"Ik heb altijd gedacht dat het Paradijs een soort bibliotheek zou zijn" - Jorge Luis Borges

Arita/Table of contents

Donderdag, 23 maart, 2017

Geschreven door: Anniina Koivu
Artikel door: Peter van Kester

Arita Porselein: een nieuwe kans voor een stagnerend ambacht?

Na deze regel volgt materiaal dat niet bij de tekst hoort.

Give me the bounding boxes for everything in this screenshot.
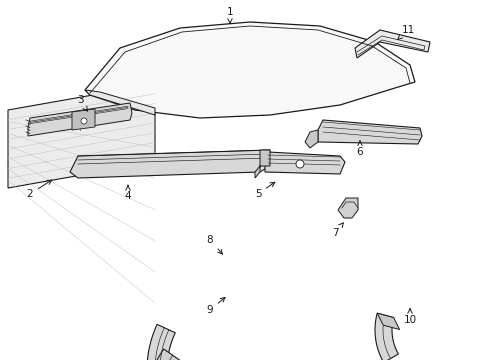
Polygon shape — [337, 198, 357, 218]
Text: 9: 9 — [206, 297, 224, 315]
Circle shape — [295, 160, 304, 168]
Text: 1: 1 — [226, 7, 233, 23]
Text: 10: 10 — [403, 309, 416, 325]
Text: 4: 4 — [124, 185, 131, 201]
Polygon shape — [72, 109, 95, 130]
Polygon shape — [254, 150, 269, 178]
Polygon shape — [85, 22, 414, 118]
Polygon shape — [376, 313, 399, 329]
Circle shape — [81, 118, 87, 124]
Text: 5: 5 — [254, 182, 274, 199]
Text: 6: 6 — [356, 141, 363, 157]
Polygon shape — [28, 103, 132, 136]
Text: 8: 8 — [206, 235, 222, 254]
Text: 3: 3 — [77, 95, 87, 111]
Text: 11: 11 — [397, 25, 414, 40]
Polygon shape — [305, 130, 317, 148]
Polygon shape — [317, 120, 421, 144]
Text: 2: 2 — [27, 180, 52, 199]
Text: 7: 7 — [331, 223, 343, 238]
Polygon shape — [264, 152, 345, 174]
Polygon shape — [147, 324, 175, 360]
Polygon shape — [374, 313, 398, 360]
Polygon shape — [70, 150, 269, 178]
Polygon shape — [85, 90, 155, 115]
Polygon shape — [354, 30, 429, 58]
Polygon shape — [8, 84, 155, 188]
Polygon shape — [142, 349, 182, 360]
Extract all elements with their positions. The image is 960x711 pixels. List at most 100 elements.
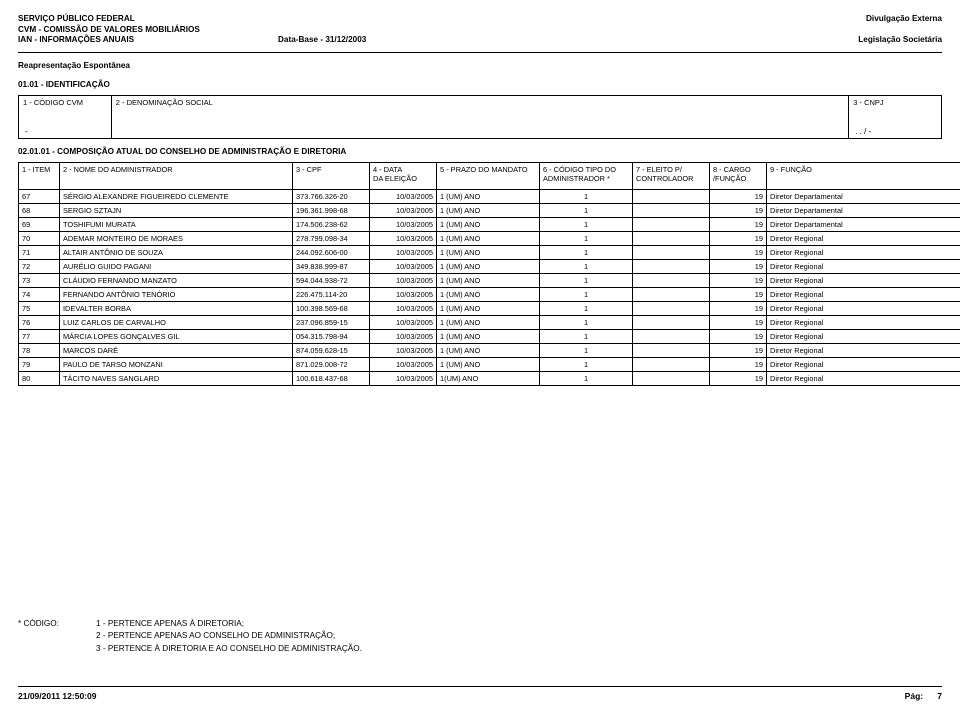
cell-5: 1	[540, 203, 633, 217]
cell-2: 594.044.938-72	[293, 273, 370, 287]
hdr-line1-right: Divulgação Externa	[858, 14, 942, 25]
cell-8: Diretor Regional	[767, 357, 960, 371]
cell-0: 76	[19, 315, 60, 329]
cell-8: Diretor Regional	[767, 259, 960, 273]
cell-5: 1	[540, 245, 633, 259]
table-row: 79PAULO DE TARSO MONZANI871.029.008-7210…	[19, 357, 960, 371]
cell-1: TÁCITO NAVES SANGLARD	[60, 371, 293, 385]
table-row: 75IDEVALTER BORBA100.398.569-6810/03/200…	[19, 301, 960, 315]
top-header-right: Divulgação Externa Legislação Societária	[858, 14, 942, 46]
ident-cell-label: 2 - DENOMINAÇÃO SOCIAL	[116, 98, 844, 107]
cell-2: 874.059.628-15	[293, 343, 370, 357]
cell-2: 174.506.238-62	[293, 217, 370, 231]
cell-2: 244.092.606-00	[293, 245, 370, 259]
cell-1: MÁRCIA LOPES GONÇALVES GIL	[60, 329, 293, 343]
footer: 21/09/2011 12:50:09 Pág: 7	[18, 686, 942, 701]
cell-8: Diretor Departamental	[767, 203, 960, 217]
legend-line-2: 3 - PERTENCE À DIRETORIA E AO CONSELHO D…	[96, 643, 362, 655]
cell-6	[633, 259, 710, 273]
col-header-4: 5 - PRAZO DO MANDATO	[437, 162, 540, 189]
cell-1: SERGIO SZTAJN	[60, 203, 293, 217]
cell-4: 1 (UM) ANO	[437, 343, 540, 357]
cell-2: 237.096.859-15	[293, 315, 370, 329]
cell-5: 1	[540, 329, 633, 343]
cell-1: LUIZ CARLOS DE CARVALHO	[60, 315, 293, 329]
cell-7: 19	[710, 217, 767, 231]
cell-2: 100.618.437-68	[293, 371, 370, 385]
cell-1: ALTAIR ANTÔNIO DE SOUZA	[60, 245, 293, 259]
col-header-2: 3 - CPF	[293, 162, 370, 189]
cell-7: 19	[710, 259, 767, 273]
cell-4: 1 (UM) ANO	[437, 357, 540, 371]
ident-cell-label: 1 - CÓDIGO CVM	[23, 98, 107, 107]
cell-5: 1	[540, 273, 633, 287]
cell-0: 72	[19, 259, 60, 273]
col-header-7: 8 - CARGO/FUNÇÃO	[710, 162, 767, 189]
table-row: 70ADEMAR MONTEIRO DE MORAES278.799.098-3…	[19, 231, 960, 245]
cell-2: 349.838.999-87	[293, 259, 370, 273]
legend: * CÓDIGO: 1 - PERTENCE APENAS À DIRETORI…	[18, 618, 362, 655]
ident-cell-label: 3 - CNPJ	[853, 98, 937, 107]
table-row: 73CLÁUDIO FERNANDO MANZATO594.044.938-72…	[19, 273, 960, 287]
cell-5: 1	[540, 189, 633, 203]
ident-cell-0: 1 - CÓDIGO CVM -	[19, 96, 112, 138]
cell-3: 10/03/2005	[370, 287, 437, 301]
top-header-left: SERVIÇO PÚBLICO FEDERAL CVM - COMISSÃO D…	[18, 14, 366, 46]
cell-2: 278.799.098-34	[293, 231, 370, 245]
top-header: SERVIÇO PÚBLICO FEDERAL CVM - COMISSÃO D…	[18, 14, 942, 46]
cell-6	[633, 301, 710, 315]
table-row: 76LUIZ CARLOS DE CARVALHO237.096.859-151…	[19, 315, 960, 329]
cell-5: 1	[540, 231, 633, 245]
table-row: 68SERGIO SZTAJN196.361.998-6810/03/20051…	[19, 203, 960, 217]
cell-4: 1 (UM) ANO	[437, 231, 540, 245]
hdr-line1-left: SERVIÇO PÚBLICO FEDERAL	[18, 14, 366, 25]
cell-4: 1 (UM) ANO	[437, 329, 540, 343]
table-header-row: 1 - ITEM2 - NOME DO ADMINISTRADOR3 - CPF…	[19, 162, 960, 189]
cell-8: Diretor Departamental	[767, 189, 960, 203]
cell-5: 1	[540, 343, 633, 357]
cell-4: 1 (UM) ANO	[437, 273, 540, 287]
cell-3: 10/03/2005	[370, 315, 437, 329]
cell-2: 100.398.569-68	[293, 301, 370, 315]
cell-8: Diretor Regional	[767, 301, 960, 315]
cell-7: 19	[710, 231, 767, 245]
ident-cell-value: -	[25, 127, 28, 136]
cell-6	[633, 189, 710, 203]
section1-title: 01.01 - IDENTIFICAÇÃO	[18, 80, 942, 89]
cell-4: 1 (UM) ANO	[437, 315, 540, 329]
cell-3: 10/03/2005	[370, 231, 437, 245]
footer-page-value: 7	[937, 691, 942, 701]
cell-7: 19	[710, 343, 767, 357]
legend-label: * CÓDIGO:	[18, 618, 96, 630]
cell-3: 10/03/2005	[370, 259, 437, 273]
table-row: 71ALTAIR ANTÔNIO DE SOUZA244.092.606-001…	[19, 245, 960, 259]
page: SERVIÇO PÚBLICO FEDERAL CVM - COMISSÃO D…	[0, 0, 960, 711]
cell-3: 10/03/2005	[370, 203, 437, 217]
admin-table: 1 - ITEM2 - NOME DO ADMINISTRADOR3 - CPF…	[18, 162, 960, 386]
cell-1: ADEMAR MONTEIRO DE MORAES	[60, 231, 293, 245]
cell-7: 19	[710, 245, 767, 259]
reapresentacao: Reapresentação Espontânea	[18, 61, 942, 70]
legend-line-1: 2 - PERTENCE APENAS AO CONSELHO DE ADMIN…	[96, 630, 335, 642]
footer-page: Pág: 7	[905, 691, 942, 701]
cell-1: TOSHIFUMI MURATA	[60, 217, 293, 231]
cell-4: 1(UM) ANO	[437, 371, 540, 385]
cell-8: Diretor Regional	[767, 245, 960, 259]
cell-7: 19	[710, 357, 767, 371]
cell-8: Diretor Regional	[767, 371, 960, 385]
cell-3: 10/03/2005	[370, 189, 437, 203]
cell-0: 80	[19, 371, 60, 385]
cell-7: 19	[710, 273, 767, 287]
cell-0: 79	[19, 357, 60, 371]
cell-3: 10/03/2005	[370, 329, 437, 343]
cell-4: 1 (UM) ANO	[437, 287, 540, 301]
cell-3: 10/03/2005	[370, 371, 437, 385]
col-header-6: 7 - ELEITO P/CONTROLADOR	[633, 162, 710, 189]
cell-0: 68	[19, 203, 60, 217]
cell-2: 226.475.114-20	[293, 287, 370, 301]
cell-6	[633, 203, 710, 217]
cell-1: FERNANDO ANTÔNIO TENÓRIO	[60, 287, 293, 301]
cell-3: 10/03/2005	[370, 357, 437, 371]
cell-2: 054.315.798-94	[293, 329, 370, 343]
cell-7: 19	[710, 189, 767, 203]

[Recensie] In 2005 maakte ik voor de Amsterdamse designgalerie BINNEN een presentatie van de Japanse ontwerper Toshiyuki Kita. Vooral bekend om zijn Wink Sofa voor Cassina, een verstelbare fauteuil met Micky Mouse oren. Kita zoekt een synthese tussen Oost en West en maakt zich ook sterk voor het ambacht. Op onze tentoonstelling toonde hij onder meer porselein, waarin westerse vormen en Japanse ambachtstradities verrassend samen kwamen. Bij die gelegenheid hoorde ik voor het eerst over het Japanse Arita en zijn rijke porseleintraditie.

Rijksmuseum

Toen de Nederlandse ontwerpers Stefan Scholten en Carole Baijings vier jaar geleden vertelden dat zij in Arita waren, was mijn interesse meteen gewekt. Zij ontwierpen er enkele mooie keramische collecties die internationaal aansloegen. Daarna werden zij de artistieke adviseurs voor het project ‘2016/Arita Japan’ dat vierhonderd jaar keramiekproductie in Arita vierde. Inmiddels hebben zij Europese ontwerpers laten werken in de Arita studio’s en brachten zij een duurzame uitwisseling op gang. De resultaten stonden vorig jaar op een tentoonstelling in de Aziatische afdeling van het Rijksmuseum in Amsterdam. Bij die gelegenheid verscheen het prachtboek Arita/Table of contents – Studies in Japanese Porcelain.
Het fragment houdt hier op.